Les patrons mettent la pression sur les programmes de SES
Un enseignement « biaisé », des professeurs trop keynésiens… La critique du patronat envers les sciences économiques et sociales au lycée est un classique. Un groupe de pression constitué d’anciens PDG leur (re)déclare la guerre.
C’est la même histoire qui se répète… », soupire Erwan Le Nader, président de l’Association des professeurs de sciences économiques et sociales (Apses). En 2010, déjà, les programmes de sa discipline avaient été attaqués. Le ministre de l’Éducation de l’époque, Xavier Darcos, avait proposé diverses réformes, sous l’influence de l’Académie des sciences morales et politiques (ASMP).
Aujourd’hui, l’enseignement de l’économie au lycée se retrouve, une fois encore, au centre des débats politiques. L’actuelle ministre de l’Éducation nationale, Najat Vallaud-Belkacem, a demandé cet été une évaluation des programmes par le Conseil supérieur des programmes et le Conseil national éducation-économie. De son côté, l’ASMP, encore elle, organisait ce lundi 30 janvier un colloque pour présenter son « diagnostic ». Au menu : des interventions d’économistes ayant rédigé des rapports critiques sur les manuels scolaires.
Une discipline « envahie » par la sociologie
Parmi eux, des professeurs étrangers et… un banquier. Chef de département chez Citigroup et président du think tank Club Praxis, Yann Coatanlem, lors de son intervention, intitulée « Les SES réduites à une simple extension de l’histoire-géographie », a critiqué une discipline envahie par la sociologie au détriment des outils mathématiques. Dans son rapport sur les manuels des éditions Belin, le banquier souhaite ainsi « plus de temps consacré à l’économie qu’à la sociologie pour développer une meilleure compréhension des concepts et enjeux économiques par les futurs cadres d’entreprise et les futurs citoyens ».

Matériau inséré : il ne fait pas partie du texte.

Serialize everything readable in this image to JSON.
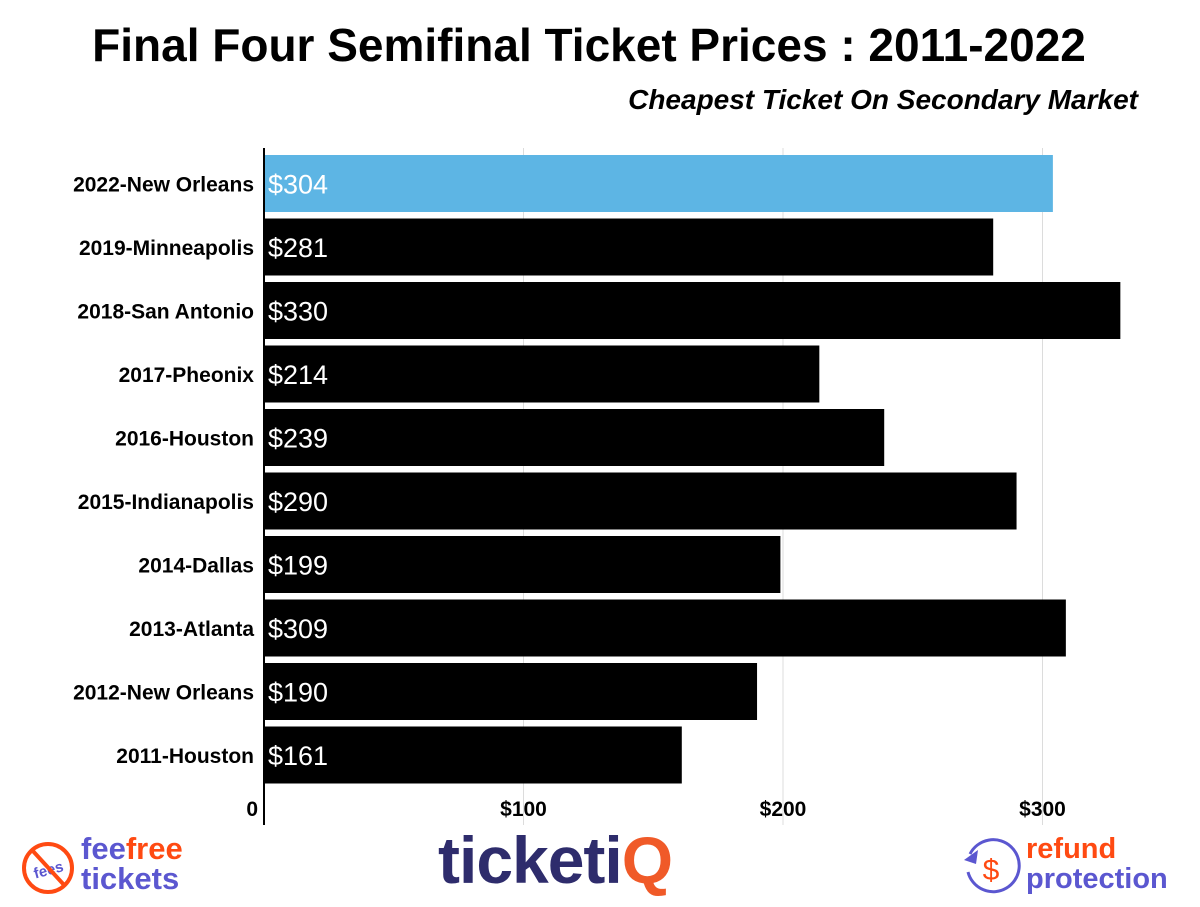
{
  "chart_data": {
    "type": "bar",
    "orientation": "horizontal",
    "title": "Final Four Semifinal Ticket Prices : 2011-2022",
    "subtitle": "Cheapest Ticket On Secondary Market",
    "categories": [
      "2022-New Orleans",
      "2019-Minneapolis",
      "2018-San Antonio",
      "2017-Pheonix",
      "2016-Houston",
      "2015-Indianapolis",
      "2014-Dallas",
      "2013-Atlanta",
      "2012-New Orleans",
      "2011-Houston"
    ],
    "values": [
      304,
      281,
      330,
      214,
      239,
      290,
      199,
      309,
      190,
      161
    ],
    "data_labels": [
      "$304",
      "$281",
      "$330",
      "$214",
      "$239",
      "$290",
      "$199",
      "$309",
      "$190",
      "$161"
    ],
    "xlim": [
      0,
      330
    ],
    "xticks": [
      0,
      100,
      200,
      300
    ],
    "xtick_labels": [
      "0",
      "$100",
      "$200",
      "$300"
    ],
    "grid": true,
    "colors": {
      "highlight": "#5db5e4",
      "default": "#000000",
      "label": "#ffffff"
    }
  },
  "logos": {
    "feefree": {
      "badge": "fees",
      "word1": "fee",
      "word2": "free",
      "word3": "tickets",
      "purple": "#5b57d0",
      "orange": "#ff4a12"
    },
    "ticketiq": {
      "main": "ticketi",
      "q": "Q",
      "navy": "#2e2c6c",
      "orange": "#f05a28"
    },
    "refund": {
      "word1": "refund",
      "word2": "protection",
      "symbol": "$"
    }
  }
}
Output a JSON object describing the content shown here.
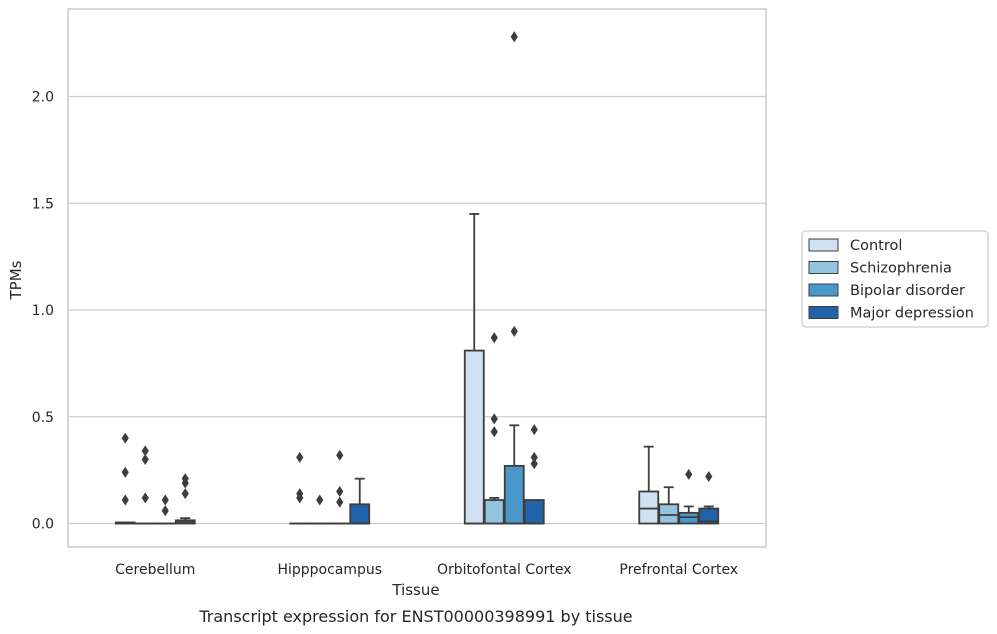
{
  "chart_data": {
    "type": "box",
    "caption": "Transcript expression for ENST00000398991 by tissue",
    "xlabel": "Tissue",
    "ylabel": "TPMs",
    "ylim": [
      -0.11,
      2.41
    ],
    "yticks": [
      0.0,
      0.5,
      1.0,
      1.5,
      2.0
    ],
    "ytick_labels": [
      "0.0",
      "0.5",
      "1.0",
      "1.5",
      "2.0"
    ],
    "grid": "horizontal",
    "legend_position": "right",
    "categories": [
      "Cerebellum",
      "Hipppocampus",
      "Orbitofontal Cortex",
      "Prefrontal Cortex"
    ],
    "series": [
      {
        "name": "Control",
        "color": "#d0e1f2",
        "boxes": [
          {
            "q1": 0.0,
            "median": 0.0,
            "q3": 0.005,
            "whisker_low": 0.0,
            "whisker_high": 0.005,
            "outliers": [
              0.11,
              0.24,
              0.4
            ]
          },
          {
            "q1": 0.0,
            "median": 0.0,
            "q3": 0.0,
            "whisker_low": 0.0,
            "whisker_high": 0.0,
            "outliers": [
              0.12,
              0.14,
              0.31
            ]
          },
          {
            "q1": 0.0,
            "median": 0.0,
            "q3": 0.81,
            "whisker_low": 0.0,
            "whisker_high": 1.45,
            "outliers": []
          },
          {
            "q1": 0.0,
            "median": 0.07,
            "q3": 0.15,
            "whisker_low": 0.0,
            "whisker_high": 0.36,
            "outliers": []
          }
        ]
      },
      {
        "name": "Schizophrenia",
        "color": "#94c4df",
        "boxes": [
          {
            "q1": 0.0,
            "median": 0.0,
            "q3": 0.0,
            "whisker_low": 0.0,
            "whisker_high": 0.0,
            "outliers": [
              0.12,
              0.3,
              0.34
            ]
          },
          {
            "q1": 0.0,
            "median": 0.0,
            "q3": 0.0,
            "whisker_low": 0.0,
            "whisker_high": 0.0,
            "outliers": [
              0.11
            ]
          },
          {
            "q1": 0.0,
            "median": 0.0,
            "q3": 0.11,
            "whisker_low": 0.0,
            "whisker_high": 0.12,
            "outliers": [
              0.43,
              0.49,
              0.87
            ]
          },
          {
            "q1": 0.0,
            "median": 0.04,
            "q3": 0.09,
            "whisker_low": 0.0,
            "whisker_high": 0.17,
            "outliers": []
          }
        ]
      },
      {
        "name": "Bipolar disorder",
        "color": "#4a98c9",
        "boxes": [
          {
            "q1": 0.0,
            "median": 0.0,
            "q3": 0.0,
            "whisker_low": 0.0,
            "whisker_high": 0.0,
            "outliers": [
              0.06,
              0.11
            ]
          },
          {
            "q1": 0.0,
            "median": 0.0,
            "q3": 0.0,
            "whisker_low": 0.0,
            "whisker_high": 0.0,
            "outliers": [
              0.1,
              0.15,
              0.32
            ]
          },
          {
            "q1": 0.0,
            "median": 0.0,
            "q3": 0.27,
            "whisker_low": 0.0,
            "whisker_high": 0.46,
            "outliers": [
              0.9,
              2.28
            ]
          },
          {
            "q1": 0.0,
            "median": 0.03,
            "q3": 0.05,
            "whisker_low": 0.0,
            "whisker_high": 0.08,
            "outliers": [
              0.23
            ]
          }
        ]
      },
      {
        "name": "Major depression",
        "color": "#2163aa",
        "boxes": [
          {
            "q1": 0.0,
            "median": 0.005,
            "q3": 0.015,
            "whisker_low": 0.0,
            "whisker_high": 0.025,
            "outliers": [
              0.14,
              0.19,
              0.21
            ]
          },
          {
            "q1": 0.0,
            "median": 0.0,
            "q3": 0.09,
            "whisker_low": 0.0,
            "whisker_high": 0.21,
            "outliers": []
          },
          {
            "q1": 0.0,
            "median": 0.0,
            "q3": 0.11,
            "whisker_low": 0.0,
            "whisker_high": 0.11,
            "outliers": [
              0.28,
              0.31,
              0.44
            ]
          },
          {
            "q1": 0.0,
            "median": 0.01,
            "q3": 0.07,
            "whisker_low": 0.0,
            "whisker_high": 0.08,
            "outliers": [
              0.22
            ]
          }
        ]
      }
    ]
  },
  "colors": {
    "box_edge": "#3d3d3d",
    "grid": "#cccccc",
    "axes_edge": "#cccccc",
    "background": "#ffffff"
  }
}
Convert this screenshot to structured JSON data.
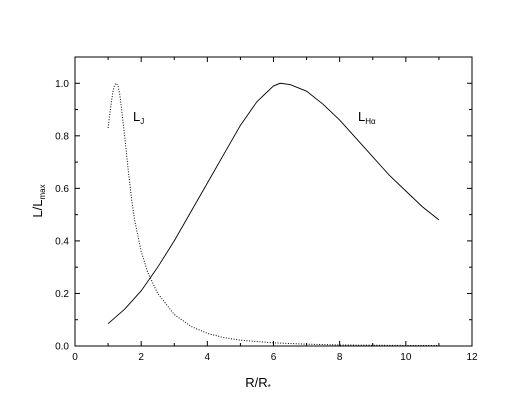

Cette approche est critiquée par certains professeurs, comme Jean-Marie Harribey, membre des Économistes atterrés et chroniqueur à Politis, qui a enseigné durant vingt ans dans le secondaire :
La richesse des SES, c’est la pluridisciplinarité des sciences qui apporte un éclairage complet. On ne peut pas expliquer les faits économiques uniquement avec les mathématiques.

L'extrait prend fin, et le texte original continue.